It just didn’t seem right that a tombstone was propped up in front of an antique store in Mayer, Arizona.
That’s what a casual shopper felt, getting more uneasy when she saw that it was engraved with the 1857 birth and 1909 death of one M.J. Brady.
Most people would have clucked or sighed or thought, “What a shame,” and gone on, but this woman knew where she could turn to for help. She called the Pioneers’ Cemetery Association in Phoenix.
The group, which first began in 1938, is dedicated to protecting the physical remains of Arizona pioneers and restoring forgotten cemeteries.
It turns out M.J. Brady was buried in a cemetery that now sits in the middle of downtown Phoenix—an 11-acre site at 13th Avenue and Jefferson that includes seven individual cemeteries and became the official Phoenix cemetery in 1884. Why Brady’s tombstone ended up miles away in Mayer, nobody knew. But the group wanted to put the tombstone back at Brady’s plot.
“At first it wasn’t for sale,” remembers association president Sterling Foster. “Then he wanted $500. Some board members went up, and, with begging and pleading, they got it for $250.” Not until they got the stone back to Phoenix did they realize it was really a double headstone—on the back was the birth and death information for Joe Brady, likely M.J.’s 18-year-old son.
“It makes you feel good when you can do something like this,” Foster says. “These cemeteries are our history…. These are the people who started Phoenix.” He adds, “It becomes even more important when someone rings our doorbell and says, ‘My great-great-grandfather is supposed to be buried here, do you know where he is,’ and you can take them to the grave. It’s very satisfying when you can connect families.”
Foster stumbled upon this venerable organization about 15 years ago, when he noticed an abandoned cemetery next to a convenience store in east Phoenix. “It was in a terrible condition. I’m thinking, ‘Let’s get a shovel and a rake and clean this up—this is not good, this is nasty.’” When he took his wife, Denise, to help him clean up the place the next day, he found a group of people led by Frank Barrios, then the president of the cemetery association, already hard at work.
“Here were people who saw this and did something about it, and I thought, ‘I need to be one of these guys.’”
He found the work underway at the association absolutely astonishing. “There were two women who were tracing every death certificate issued in the state of Arizona from 1870 on,” he says. Marge West and the late Algona Winslow went through newspaper obituaries, mortuary records, church burial records, county and city records—anywhere they could find a record of someone who had died in Arizona Territory.

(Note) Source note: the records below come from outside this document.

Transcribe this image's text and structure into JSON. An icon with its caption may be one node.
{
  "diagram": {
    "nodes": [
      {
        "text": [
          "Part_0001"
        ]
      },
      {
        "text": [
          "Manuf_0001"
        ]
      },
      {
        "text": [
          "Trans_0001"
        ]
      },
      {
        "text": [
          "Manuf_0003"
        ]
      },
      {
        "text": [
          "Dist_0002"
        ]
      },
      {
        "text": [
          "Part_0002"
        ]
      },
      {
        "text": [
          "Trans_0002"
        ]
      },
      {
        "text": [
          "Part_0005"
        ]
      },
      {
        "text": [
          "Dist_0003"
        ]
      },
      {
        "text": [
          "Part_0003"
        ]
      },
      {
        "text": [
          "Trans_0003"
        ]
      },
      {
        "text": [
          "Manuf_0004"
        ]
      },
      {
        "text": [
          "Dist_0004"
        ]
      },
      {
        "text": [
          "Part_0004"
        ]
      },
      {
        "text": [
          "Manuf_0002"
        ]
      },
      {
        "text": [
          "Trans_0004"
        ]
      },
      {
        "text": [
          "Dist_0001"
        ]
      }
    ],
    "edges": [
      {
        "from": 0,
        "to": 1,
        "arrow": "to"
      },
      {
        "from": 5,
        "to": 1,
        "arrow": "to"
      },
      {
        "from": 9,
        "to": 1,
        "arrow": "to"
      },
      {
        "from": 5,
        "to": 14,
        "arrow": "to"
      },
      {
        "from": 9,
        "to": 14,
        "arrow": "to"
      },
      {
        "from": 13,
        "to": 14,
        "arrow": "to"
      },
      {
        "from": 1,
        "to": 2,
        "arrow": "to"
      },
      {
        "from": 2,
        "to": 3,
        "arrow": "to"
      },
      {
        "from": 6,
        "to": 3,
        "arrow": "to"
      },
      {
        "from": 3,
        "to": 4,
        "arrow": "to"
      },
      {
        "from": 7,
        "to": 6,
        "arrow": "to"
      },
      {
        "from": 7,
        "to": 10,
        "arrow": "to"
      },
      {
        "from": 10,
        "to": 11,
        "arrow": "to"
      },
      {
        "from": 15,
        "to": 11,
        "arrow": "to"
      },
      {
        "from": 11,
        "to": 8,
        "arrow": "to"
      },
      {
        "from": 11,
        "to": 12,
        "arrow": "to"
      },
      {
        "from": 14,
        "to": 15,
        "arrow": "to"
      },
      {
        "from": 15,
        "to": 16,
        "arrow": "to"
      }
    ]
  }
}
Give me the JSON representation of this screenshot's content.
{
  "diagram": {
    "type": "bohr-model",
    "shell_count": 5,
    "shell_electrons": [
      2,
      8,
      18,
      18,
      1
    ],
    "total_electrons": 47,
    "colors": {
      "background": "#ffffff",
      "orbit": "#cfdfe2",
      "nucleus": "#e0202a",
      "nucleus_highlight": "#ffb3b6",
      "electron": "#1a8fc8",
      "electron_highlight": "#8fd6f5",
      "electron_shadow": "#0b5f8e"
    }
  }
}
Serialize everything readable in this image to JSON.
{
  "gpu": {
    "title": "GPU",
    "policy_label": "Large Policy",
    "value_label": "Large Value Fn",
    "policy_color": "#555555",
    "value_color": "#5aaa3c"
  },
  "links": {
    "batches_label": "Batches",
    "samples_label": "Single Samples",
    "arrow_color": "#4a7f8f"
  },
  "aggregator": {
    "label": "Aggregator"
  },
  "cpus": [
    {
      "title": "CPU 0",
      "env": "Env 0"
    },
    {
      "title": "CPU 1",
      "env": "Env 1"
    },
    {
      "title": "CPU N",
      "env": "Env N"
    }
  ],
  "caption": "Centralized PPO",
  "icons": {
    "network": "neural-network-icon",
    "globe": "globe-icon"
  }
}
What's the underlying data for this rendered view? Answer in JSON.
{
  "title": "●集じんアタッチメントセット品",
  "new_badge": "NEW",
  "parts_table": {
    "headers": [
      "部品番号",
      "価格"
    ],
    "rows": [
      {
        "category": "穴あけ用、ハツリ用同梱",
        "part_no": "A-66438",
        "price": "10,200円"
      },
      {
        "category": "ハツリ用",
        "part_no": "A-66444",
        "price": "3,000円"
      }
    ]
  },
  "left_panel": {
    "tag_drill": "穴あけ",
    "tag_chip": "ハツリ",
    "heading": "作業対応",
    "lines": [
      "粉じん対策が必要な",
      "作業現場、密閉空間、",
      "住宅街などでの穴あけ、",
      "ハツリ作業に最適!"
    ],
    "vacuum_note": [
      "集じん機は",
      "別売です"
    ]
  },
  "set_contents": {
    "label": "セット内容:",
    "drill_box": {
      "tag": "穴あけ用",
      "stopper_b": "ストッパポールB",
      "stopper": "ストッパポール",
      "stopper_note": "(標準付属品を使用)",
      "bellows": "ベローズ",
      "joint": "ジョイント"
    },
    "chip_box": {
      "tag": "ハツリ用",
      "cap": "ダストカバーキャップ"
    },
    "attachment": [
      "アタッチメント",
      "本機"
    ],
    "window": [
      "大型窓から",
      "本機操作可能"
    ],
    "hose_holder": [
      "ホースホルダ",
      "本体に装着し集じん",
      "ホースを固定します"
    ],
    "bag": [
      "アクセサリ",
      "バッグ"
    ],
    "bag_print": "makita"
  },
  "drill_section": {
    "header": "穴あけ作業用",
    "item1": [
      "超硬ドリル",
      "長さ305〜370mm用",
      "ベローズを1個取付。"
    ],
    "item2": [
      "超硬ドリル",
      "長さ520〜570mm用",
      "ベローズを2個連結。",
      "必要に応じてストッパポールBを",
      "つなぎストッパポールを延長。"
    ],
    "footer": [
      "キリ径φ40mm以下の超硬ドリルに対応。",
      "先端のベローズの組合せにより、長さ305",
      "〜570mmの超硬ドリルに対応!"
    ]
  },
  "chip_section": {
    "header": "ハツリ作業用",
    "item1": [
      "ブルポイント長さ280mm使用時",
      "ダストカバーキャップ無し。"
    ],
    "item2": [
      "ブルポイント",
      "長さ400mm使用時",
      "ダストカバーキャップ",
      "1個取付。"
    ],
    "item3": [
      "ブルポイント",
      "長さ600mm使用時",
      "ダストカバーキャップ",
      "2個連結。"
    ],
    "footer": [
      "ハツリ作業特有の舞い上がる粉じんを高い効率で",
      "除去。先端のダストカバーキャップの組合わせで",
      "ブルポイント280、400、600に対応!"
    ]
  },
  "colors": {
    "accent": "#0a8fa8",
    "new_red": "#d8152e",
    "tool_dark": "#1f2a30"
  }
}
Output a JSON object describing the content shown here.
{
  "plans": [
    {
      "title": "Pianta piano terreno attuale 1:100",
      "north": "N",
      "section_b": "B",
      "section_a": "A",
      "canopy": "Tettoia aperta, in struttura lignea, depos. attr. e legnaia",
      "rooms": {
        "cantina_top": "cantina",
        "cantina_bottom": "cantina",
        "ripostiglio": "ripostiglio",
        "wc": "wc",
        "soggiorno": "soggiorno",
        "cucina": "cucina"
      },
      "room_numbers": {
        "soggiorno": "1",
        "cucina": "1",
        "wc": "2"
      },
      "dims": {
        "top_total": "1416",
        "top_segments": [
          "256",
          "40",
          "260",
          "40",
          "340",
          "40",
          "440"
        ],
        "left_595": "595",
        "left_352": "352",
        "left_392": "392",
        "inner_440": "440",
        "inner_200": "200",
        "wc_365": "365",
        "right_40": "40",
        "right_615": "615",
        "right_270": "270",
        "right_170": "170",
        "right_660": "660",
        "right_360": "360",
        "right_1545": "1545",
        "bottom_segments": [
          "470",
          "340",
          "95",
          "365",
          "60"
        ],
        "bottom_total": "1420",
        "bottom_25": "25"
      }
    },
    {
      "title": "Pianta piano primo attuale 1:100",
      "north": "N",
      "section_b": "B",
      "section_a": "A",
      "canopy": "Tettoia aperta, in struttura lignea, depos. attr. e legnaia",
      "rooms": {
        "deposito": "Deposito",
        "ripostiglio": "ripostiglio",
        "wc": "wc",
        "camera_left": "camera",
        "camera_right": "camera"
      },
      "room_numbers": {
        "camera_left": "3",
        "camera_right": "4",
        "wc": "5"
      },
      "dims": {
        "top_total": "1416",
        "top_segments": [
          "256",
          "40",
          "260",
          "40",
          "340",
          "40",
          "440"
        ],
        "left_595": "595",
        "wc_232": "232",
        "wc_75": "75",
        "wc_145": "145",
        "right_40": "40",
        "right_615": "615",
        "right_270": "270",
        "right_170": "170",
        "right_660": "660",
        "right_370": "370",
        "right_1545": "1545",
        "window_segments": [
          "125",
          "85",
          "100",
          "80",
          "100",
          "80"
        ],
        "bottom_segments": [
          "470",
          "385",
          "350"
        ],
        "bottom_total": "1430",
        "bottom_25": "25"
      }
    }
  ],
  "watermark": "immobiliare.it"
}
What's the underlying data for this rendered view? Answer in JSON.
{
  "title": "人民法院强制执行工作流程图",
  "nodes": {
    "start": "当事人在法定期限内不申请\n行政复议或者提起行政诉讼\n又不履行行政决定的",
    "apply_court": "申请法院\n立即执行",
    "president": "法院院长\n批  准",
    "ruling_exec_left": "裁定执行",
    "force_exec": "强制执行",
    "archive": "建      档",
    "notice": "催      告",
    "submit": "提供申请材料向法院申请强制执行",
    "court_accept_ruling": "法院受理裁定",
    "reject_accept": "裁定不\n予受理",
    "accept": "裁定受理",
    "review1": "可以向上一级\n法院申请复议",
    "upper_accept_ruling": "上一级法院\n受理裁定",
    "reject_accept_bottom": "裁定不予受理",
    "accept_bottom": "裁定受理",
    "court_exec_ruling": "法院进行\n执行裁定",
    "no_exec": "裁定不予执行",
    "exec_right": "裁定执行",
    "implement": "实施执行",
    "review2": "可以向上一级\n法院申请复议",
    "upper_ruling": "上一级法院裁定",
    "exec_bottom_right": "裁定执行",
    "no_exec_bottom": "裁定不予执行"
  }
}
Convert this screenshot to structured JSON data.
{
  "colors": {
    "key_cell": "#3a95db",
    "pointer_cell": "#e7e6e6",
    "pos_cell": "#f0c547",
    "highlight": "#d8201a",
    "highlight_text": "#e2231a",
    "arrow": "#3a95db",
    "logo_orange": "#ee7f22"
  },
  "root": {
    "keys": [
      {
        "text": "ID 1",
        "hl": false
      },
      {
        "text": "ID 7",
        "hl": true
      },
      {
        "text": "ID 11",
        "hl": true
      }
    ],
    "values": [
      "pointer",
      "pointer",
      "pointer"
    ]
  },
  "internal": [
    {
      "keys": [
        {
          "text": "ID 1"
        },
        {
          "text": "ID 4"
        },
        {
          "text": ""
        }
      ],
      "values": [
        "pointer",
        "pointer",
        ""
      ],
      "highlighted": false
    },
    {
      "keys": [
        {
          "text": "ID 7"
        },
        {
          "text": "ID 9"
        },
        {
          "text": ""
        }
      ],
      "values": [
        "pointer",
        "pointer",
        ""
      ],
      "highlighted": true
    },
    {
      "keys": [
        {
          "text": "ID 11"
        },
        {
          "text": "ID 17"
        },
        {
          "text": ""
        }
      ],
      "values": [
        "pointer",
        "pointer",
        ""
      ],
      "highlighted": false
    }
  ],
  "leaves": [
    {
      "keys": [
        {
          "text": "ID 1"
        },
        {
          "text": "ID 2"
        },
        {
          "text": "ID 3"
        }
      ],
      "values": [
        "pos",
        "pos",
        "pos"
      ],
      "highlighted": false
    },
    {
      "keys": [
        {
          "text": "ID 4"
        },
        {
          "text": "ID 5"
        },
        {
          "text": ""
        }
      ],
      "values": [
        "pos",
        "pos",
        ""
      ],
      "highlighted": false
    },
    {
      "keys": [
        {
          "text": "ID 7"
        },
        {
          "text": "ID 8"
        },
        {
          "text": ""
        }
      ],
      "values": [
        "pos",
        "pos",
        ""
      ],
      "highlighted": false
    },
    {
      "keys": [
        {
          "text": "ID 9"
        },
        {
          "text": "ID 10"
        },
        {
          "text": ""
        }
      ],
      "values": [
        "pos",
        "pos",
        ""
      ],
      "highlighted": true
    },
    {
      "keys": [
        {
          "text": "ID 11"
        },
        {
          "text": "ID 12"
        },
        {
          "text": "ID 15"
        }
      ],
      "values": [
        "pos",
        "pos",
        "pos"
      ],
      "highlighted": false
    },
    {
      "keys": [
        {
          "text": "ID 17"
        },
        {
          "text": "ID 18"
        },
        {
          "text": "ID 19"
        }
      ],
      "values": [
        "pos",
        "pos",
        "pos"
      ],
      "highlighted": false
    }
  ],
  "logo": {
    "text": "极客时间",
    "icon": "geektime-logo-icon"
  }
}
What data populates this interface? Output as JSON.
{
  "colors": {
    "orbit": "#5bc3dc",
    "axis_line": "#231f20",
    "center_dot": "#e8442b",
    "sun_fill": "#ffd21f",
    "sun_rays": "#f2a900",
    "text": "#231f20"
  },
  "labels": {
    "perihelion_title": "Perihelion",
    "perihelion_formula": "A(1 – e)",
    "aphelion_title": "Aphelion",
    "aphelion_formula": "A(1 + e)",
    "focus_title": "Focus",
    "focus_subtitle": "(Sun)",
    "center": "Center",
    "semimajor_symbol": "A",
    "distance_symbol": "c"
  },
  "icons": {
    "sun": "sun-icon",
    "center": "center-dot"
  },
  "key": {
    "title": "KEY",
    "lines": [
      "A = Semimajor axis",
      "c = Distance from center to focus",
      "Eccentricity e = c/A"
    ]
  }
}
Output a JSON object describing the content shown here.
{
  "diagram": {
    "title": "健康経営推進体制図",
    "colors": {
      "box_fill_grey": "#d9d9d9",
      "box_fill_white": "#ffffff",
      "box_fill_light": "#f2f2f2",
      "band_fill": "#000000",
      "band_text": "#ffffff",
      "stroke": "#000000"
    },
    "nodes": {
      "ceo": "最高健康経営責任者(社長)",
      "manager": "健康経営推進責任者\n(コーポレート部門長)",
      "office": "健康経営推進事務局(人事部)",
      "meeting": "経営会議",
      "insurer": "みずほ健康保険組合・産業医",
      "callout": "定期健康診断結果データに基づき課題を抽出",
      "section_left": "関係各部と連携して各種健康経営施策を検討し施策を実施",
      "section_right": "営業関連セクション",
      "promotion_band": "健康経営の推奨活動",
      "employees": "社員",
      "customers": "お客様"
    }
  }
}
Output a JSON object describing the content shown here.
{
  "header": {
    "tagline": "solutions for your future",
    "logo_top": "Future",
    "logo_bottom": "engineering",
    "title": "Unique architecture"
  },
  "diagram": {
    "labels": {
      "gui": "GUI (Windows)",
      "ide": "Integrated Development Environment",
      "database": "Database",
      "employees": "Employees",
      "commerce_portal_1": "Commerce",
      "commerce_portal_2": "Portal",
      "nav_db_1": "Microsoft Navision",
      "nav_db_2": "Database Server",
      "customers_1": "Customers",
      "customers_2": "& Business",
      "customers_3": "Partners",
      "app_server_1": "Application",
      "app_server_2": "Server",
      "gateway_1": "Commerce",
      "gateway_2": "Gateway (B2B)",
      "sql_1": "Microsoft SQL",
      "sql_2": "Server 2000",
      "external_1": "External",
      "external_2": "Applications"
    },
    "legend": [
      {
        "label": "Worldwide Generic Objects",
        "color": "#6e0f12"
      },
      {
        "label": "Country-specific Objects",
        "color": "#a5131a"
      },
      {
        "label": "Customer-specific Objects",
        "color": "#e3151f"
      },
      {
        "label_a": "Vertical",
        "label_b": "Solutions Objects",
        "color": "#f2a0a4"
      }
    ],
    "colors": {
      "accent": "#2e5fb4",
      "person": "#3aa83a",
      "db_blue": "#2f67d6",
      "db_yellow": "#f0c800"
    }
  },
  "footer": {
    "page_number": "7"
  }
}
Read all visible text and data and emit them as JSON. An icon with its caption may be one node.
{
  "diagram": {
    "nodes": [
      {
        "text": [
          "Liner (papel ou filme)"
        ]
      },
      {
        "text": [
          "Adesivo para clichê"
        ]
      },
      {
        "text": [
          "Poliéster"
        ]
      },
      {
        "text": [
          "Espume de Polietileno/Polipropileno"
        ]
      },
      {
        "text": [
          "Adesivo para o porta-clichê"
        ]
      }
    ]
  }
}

In Phoenix, territorial burials had taken place at the cemetery now known as the Pioneer & Military Memorial Park. Of the 3,500 people recorded to be buried here, only about 700 have headstones. These graves are also on top of an ancient Hohokam Village. “Every time we dig deeper than six inches, we need the city archaeologist,” Foster says.
Volunteers give tours of the Phoenix cemetery every Thursday, showing off some of the significant graves, including those of Phillip Darrell Duppa, who named both Phoenix and Tempe, Jacob Waltz, better known as the Lost Dutchman, and Buffalo Soldier Clarence Proctor.
“Whenever we have an open house, we have a couple hundred people coming out to walk the grounds and look at the graves,” Foster says. “We often hear, ‘We’re so glad you’re here because this is important,’ and we agree.”
These days the 70-member association is working with historical preservation offices throughout Arizona to document every burial site in the entire state, from large cemeteries to individual plots, to commemorate Arizona’s centennial on February 14, 2012.
It’s all about history, about dignity, about respect.